The Canadian Water Resources Journal has published a special issue on the Hydrogeology of the transboundary Châteauguay River Watershed (2543 km2, 57% in Québec and 43% in New York - 100 000 (or 250 000 depending on the text in the issue) inhabitants on the Canadian side with 20 000 domestic wells, overall dependant on groundwater for 67% of total water use). This is a mostly unconfined or semi-confined aquifer system with northwards groundwater flows that discharge in the St-Lawrence River (see Lavigne, Natsev and Lefebvre, Numerical Simulation of Groundwater Flow in the Châteauguay River Aquifers, p.469 & ff.), making the U.S.A. portion of the aquifer system part of an international watercourse as defined by article 2 of the 1997 UN Convention on non-navigational water uses.
The CWRJ special issue presents the principal results of a large scale project conducted from 2003 to 2007 by a variety of participants on both sides of the border. This is only the 3rd aquifer system mapped in details in Québec. However, it is reported that the success of this project has led to the launch of the current provincial groundwater mapping programme under which five major studies (in la Mauricie, Centre-du-Québec, Saguenay-Lac-Saint-Jean, Abitibi-Témiscamingue and Montérégie-Est) are expected to be completed in 2013.

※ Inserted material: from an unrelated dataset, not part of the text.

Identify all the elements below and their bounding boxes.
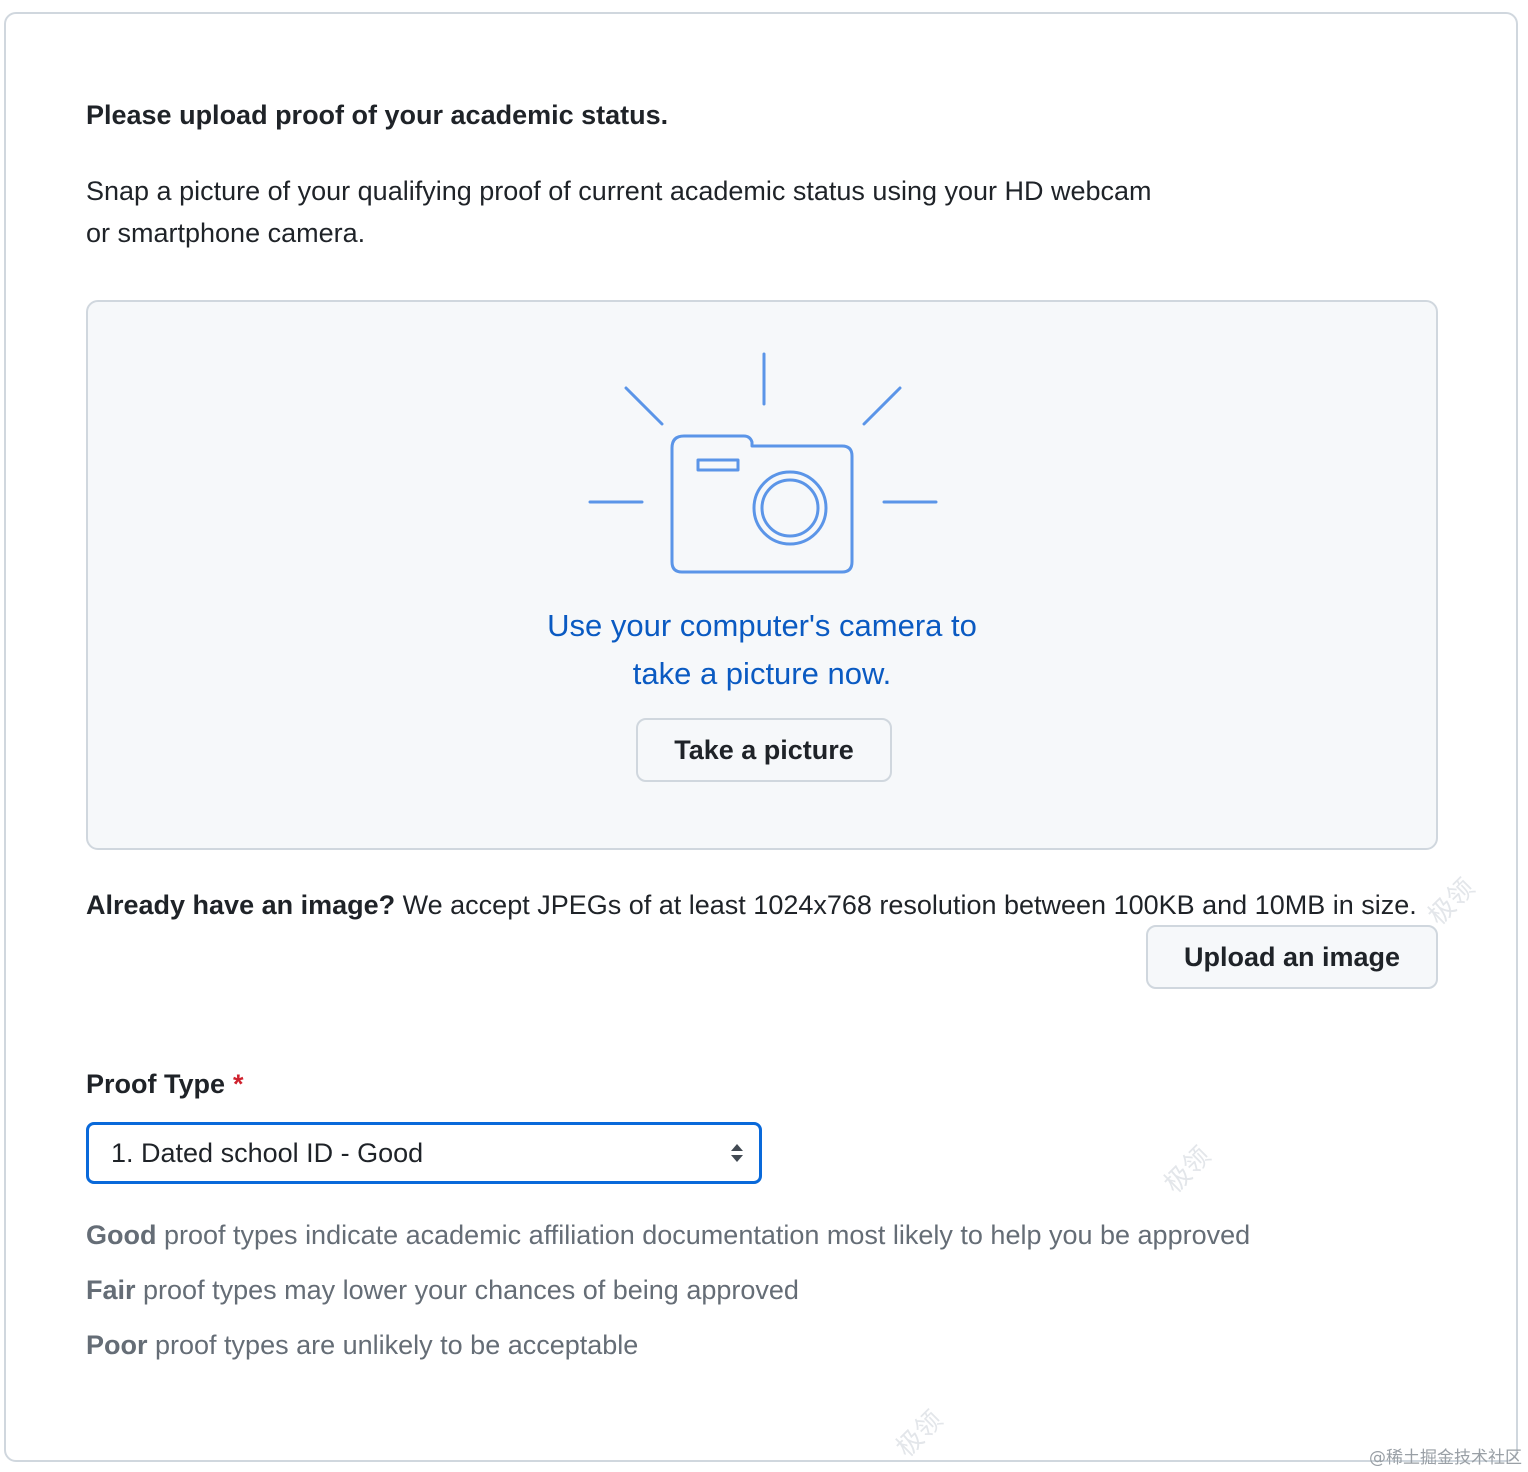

In addition to the wealth of hard scientific information on the Châteauguay watershed, the special issue includes an article exploring groundwater allocation on the Québec side of the watershed from a social science perspective: Marie-Pierre Dagenais, Analyse Sociologique de l'Allocation de l'Eau Souterraine: L'Exemple de Franklin, Québec, p.543 & ff (in French). The events studied by Dagenais' article relate to commercial bottling projects on a municipal territory in an agricultural zone.

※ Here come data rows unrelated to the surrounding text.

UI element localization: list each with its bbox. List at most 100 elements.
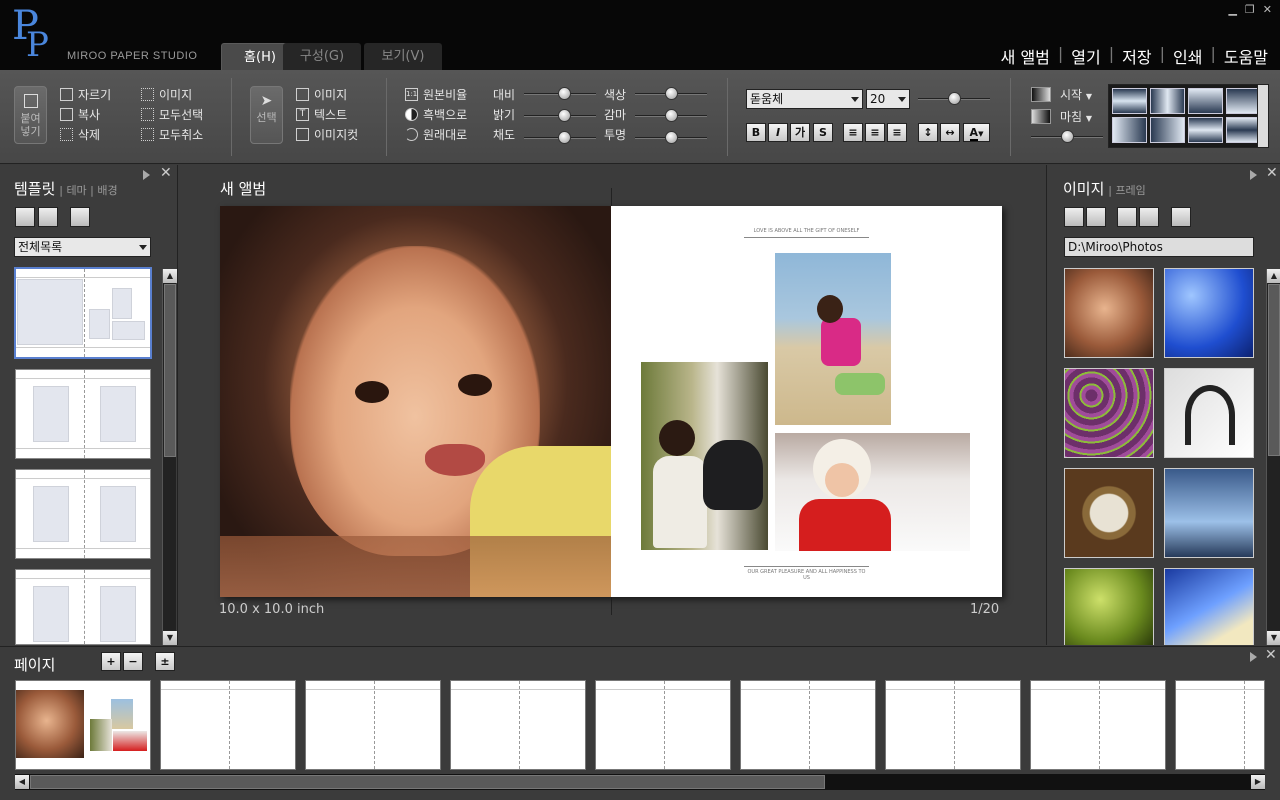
page-thumb-1[interactable] — [15, 680, 151, 770]
image-thumb-girl[interactable] — [1064, 268, 1154, 358]
page-thumb-6[interactable] — [740, 680, 876, 770]
tab-frame[interactable]: 프레임 — [1115, 184, 1145, 197]
image-thumb-compass[interactable] — [1064, 468, 1154, 558]
align-right-button[interactable]: ≡ — [887, 123, 907, 142]
page-thumb-5[interactable] — [595, 680, 731, 770]
template-thumb[interactable] — [15, 569, 151, 645]
shadow-button[interactable]: S — [813, 123, 833, 142]
hue-slider[interactable] — [635, 87, 707, 100]
insert-text-button[interactable]: T 텍스트 — [296, 104, 376, 124]
page-scrollbar[interactable]: ◀ ▶ — [15, 774, 1265, 790]
pin-icon[interactable] — [143, 170, 150, 180]
insert-imagecut-button[interactable]: 이미지컷 — [296, 124, 376, 144]
slider-knob[interactable] — [665, 87, 678, 100]
slider-knob[interactable] — [1061, 130, 1074, 143]
italic-button[interactable]: I — [768, 123, 788, 142]
template-thumb[interactable] — [15, 469, 151, 559]
beach-photo[interactable] — [775, 253, 891, 425]
template-thumb[interactable] — [14, 267, 152, 359]
gradient-swatch[interactable] — [1226, 117, 1261, 143]
bottom-caption[interactable]: OUR GREAT PLEASURE AND ALL HAPPINESS TO … — [744, 569, 869, 581]
scroll-up-icon[interactable]: ▲ — [163, 269, 177, 283]
scroll-up-icon[interactable]: ▲ — [1267, 269, 1280, 283]
template-copy-icon[interactable] — [38, 207, 58, 227]
add-page-button[interactable]: + — [101, 652, 121, 671]
slider-knob[interactable] — [557, 109, 571, 122]
menu-save[interactable]: 저장 — [1122, 44, 1151, 68]
gamma-slider[interactable] — [635, 109, 707, 122]
template-filter-select[interactable]: 전체목록 — [14, 237, 151, 257]
font-name-select[interactable]: 돋움체 — [746, 89, 863, 109]
select-all-button[interactable]: 모두선택 — [141, 104, 226, 124]
line-spacing-button[interactable]: ↕ — [918, 123, 938, 142]
image-scrollbar[interactable]: ▲ ▼ — [1266, 269, 1280, 645]
image-thumb-leaves[interactable] — [1064, 568, 1154, 645]
scroll-down-icon[interactable]: ▼ — [163, 631, 177, 645]
menu-help[interactable]: 도움말 — [1224, 44, 1268, 68]
gradient-end-select[interactable]: 마침 ▼ — [1060, 108, 1092, 125]
page-thumb-8[interactable] — [1030, 680, 1166, 770]
gradient-swatch[interactable] — [1188, 117, 1223, 143]
close-icon[interactable]: ✕ — [160, 165, 172, 181]
scroll-down-icon[interactable]: ▼ — [1267, 631, 1280, 645]
gradient-swatch[interactable] — [1188, 88, 1223, 114]
align-left-button[interactable]: ≡ — [843, 123, 863, 142]
slider-knob[interactable] — [557, 87, 571, 100]
tab-compose[interactable]: 구성(G) — [283, 43, 361, 70]
page-thumb-4[interactable] — [450, 680, 586, 770]
deselect-all-button[interactable]: 모두취소 — [141, 124, 226, 144]
grid-view-icon[interactable] — [1117, 207, 1137, 227]
gradient-swatch[interactable] — [1150, 117, 1185, 143]
template-delete-icon[interactable] — [70, 207, 90, 227]
list-view-icon[interactable] — [1139, 207, 1159, 227]
copy-button[interactable]: 복사 — [60, 104, 132, 124]
slider-knob[interactable] — [665, 109, 678, 122]
scroll-thumb[interactable] — [30, 775, 825, 789]
carousel-photo[interactable] — [641, 362, 768, 550]
image-title[interactable]: 이미지 — [1063, 180, 1104, 198]
scroll-thumb[interactable] — [164, 284, 176, 457]
template-thumb[interactable] — [15, 369, 151, 459]
minimize-icon[interactable]: ▁ — [1228, 3, 1236, 16]
page-thumb-2[interactable] — [160, 680, 296, 770]
select-image-button[interactable]: 이미지 — [141, 84, 226, 104]
font-size-select[interactable]: 20 — [866, 89, 910, 109]
refresh-icon[interactable] — [1086, 207, 1106, 227]
gradient-slider[interactable] — [1031, 130, 1103, 143]
scroll-right-icon[interactable]: ▶ — [1251, 775, 1265, 789]
scroll-thumb[interactable] — [1268, 284, 1280, 456]
close-icon[interactable]: ✕ — [1266, 165, 1278, 181]
template-scrollbar[interactable]: ▲ ▼ — [162, 269, 177, 645]
original-ratio-button[interactable]: 1:1 원본비율 — [405, 84, 485, 104]
image-thumb-device[interactable] — [1164, 568, 1254, 645]
grayscale-button[interactable]: 흑백으로 — [405, 104, 485, 124]
menu-open[interactable]: 열기 — [1071, 44, 1100, 68]
close-icon[interactable]: ✕ — [1265, 647, 1277, 663]
font-color-button[interactable]: A▼ — [963, 123, 990, 142]
saturation-slider[interactable] — [524, 131, 596, 144]
opacity-slider[interactable] — [635, 131, 707, 144]
select-tool-button[interactable]: ➤ 선택 — [250, 86, 283, 144]
image-thumb-blue-abstract[interactable] — [1164, 268, 1254, 358]
page-thumb-7[interactable] — [885, 680, 1021, 770]
menu-print[interactable]: 인쇄 — [1173, 44, 1202, 68]
font-slider[interactable] — [918, 92, 990, 105]
template-title[interactable]: 템플릿 — [14, 180, 55, 198]
image-thumb-flowers[interactable] — [1064, 368, 1154, 458]
delete-button[interactable]: 삭제 — [60, 124, 132, 144]
insert-page-button[interactable]: ± — [155, 652, 175, 671]
cut-button[interactable]: 자르기 — [60, 84, 132, 104]
tab-view[interactable]: 보기(V) — [364, 43, 442, 70]
top-caption[interactable]: LOVE IS ABOVE ALL THE GIFT OF ONESELF — [744, 228, 869, 234]
tab-background[interactable]: 배경 — [97, 184, 117, 197]
slider-knob[interactable] — [665, 131, 678, 144]
page-thumb-9[interactable] — [1175, 680, 1265, 770]
image-thumb-tv-sets[interactable] — [1164, 468, 1254, 558]
remove-page-button[interactable]: − — [123, 652, 143, 671]
main-photo[interactable] — [220, 206, 611, 597]
gradient-start-select[interactable]: 시작 ▼ — [1060, 86, 1092, 103]
scroll-left-icon[interactable]: ◀ — [15, 775, 29, 789]
pin-icon[interactable] — [1250, 652, 1257, 662]
snow-photo[interactable] — [775, 433, 970, 551]
gradient-swatch[interactable] — [1150, 88, 1185, 114]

The article shows that municipal residents mobilised together with farmers against the bottling projects due to the possibility of water shortage resulting from increased withdrawal. Lack of reliable information and institutional capacity played a significant part in the escalation of the social conflict from the civil society's perspective. At the same time appeared an asymmetrical relationship where administrative authorities at provincial level favoured direct, bilateral and private information sharing with the bottling project promoters to the exclusion of other stakeholders. It seems that the opacity of the institutions for groundwater allocation, as well as the fragmented skein of applicable laws and regulations played a part in the development of the conflict resulting from the bottling projects (the tail end of the ensuing judicial saga was discussed in an older post).